CASE 13796 Published on 11.09.2016

Pneumatosis Intestinalis in HIV and MAC co-infection


Abdominal imaging

Case Type

Clinical Cases


Sin Yee Foo, Peter Garmany, Oliver Cram

Radiology Department,
Queen Elizabeth University Hospital;
1045 Govan Road G51 4TF Glasgow;

41 years, male

Area of Interest Abdomen ; Imaging Technique Digital radiography, CT
Clinical History

Human Immunodeficiency Virus (HIV) patient presented with cachexia, constipation, bloating and abdominal swelling.
CD4+ lymphocyte count was 12 cells/mm3 and plasma viral load was <40 copies/ml while receiving highly active anti-retroviral therapy (HAART) suggesting failure to reconstitute. He was diagnosed with Mycobacterium Avium Complex (MAC) infection five years ago.

Imaging Findings

Presentation abdominal XR to evaluate cause for abdominal distension demonstrated dilated loops of large bowel with evidence of florid intramural gas i.e. pneumatosis intestinalis (Fig 1).
When compared with an earlier abdominal film three months ago, similar but less severe pneumatosis was demonstrated.

Subsequent CT of the abdomen and pelvis demonstrated gross ascites and thickened, collapsed small bowel loops. Findings which are characteristic for MAC infection (Fig. 2). In addition, there is gross pneumatosis of the large bowel wall throughout its entire length. These were more conspicious on lung windows (Fig. 3).


Pneumatosis intestinalis is a rare finding in patients who are HIV-seropositive. Literature search with the keywords ‘HIV’, ‘AIDS’, ‘pneumatosis’ returned only 20 relevant items with the first case of pneumatosis intestinalis reported in an AIDS patient in 1990. [1]

It is defined as the presence of gas within the serosal or mucosal layer bowel wall. [2]
Many authors have theorised that pneumatosis in immunocompromised patients are secondary to bowel infarction or perforation due to infection. [3] But others have also suggested that gas-forming bacteria gain access to the submucosa via breaks and form gas within the bowel wall. [4]

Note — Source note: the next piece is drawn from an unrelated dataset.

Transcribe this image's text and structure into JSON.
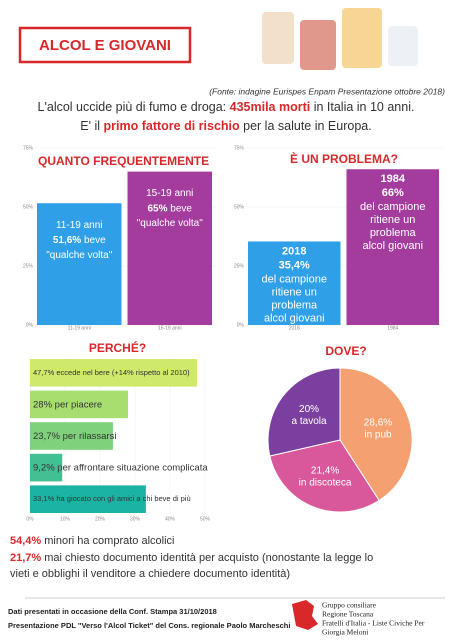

Co-infection with MAC or Cryptosporidium is not uncommon in HIV patients. As in the case of our patient, along with the end-stage intramural pneumatosis, he also displayed radiological findings for MAC infection. He was diagnosed with antibiotic resistant MAC infection 5 years prior to this presentation and had remained on treatment.
No case reports on a patient with MAC and HIV infection who is known to have pneumatosis intestinalis have been published to date on literature review.

Many cases of HIV associated pneumatosis reported were incidental findings and clinical correlation is important. As in this patient, there was no requirement for surgical intervention. The patient was able to eat and drink normally and managed conservatively. Pneumatosis can be difficult to identify on different CT windows and appropriate alteration of CT windowing should be done to improve the sensitivity of detecting this abnormality, especially when it is subtle.

In an acutely unwell patient, for example with intestinal infarction, pneumatosis of this degree would present with greater clinical deterioration and abnormal laboratory findings. However, by comparing it with a three month old radiograph, it appeared that the pneumatosis in this patient was longstanding, similar to existing literature on this topic. And so, no surgical intervention was required.

It remains important to note that an acute surgical abdomen needs to be thoroughly investigated, even in a patient with a history of chronic pneumatosis.

Differential Diagnosis List
Chronic pneumatosis intestinalis as a feature of HIV infection.
Bowel infarction
Chronic pulmonary/airways disease
Final Diagnosis
Chronic pneumatosis intestinalis as a feature of HIV infection.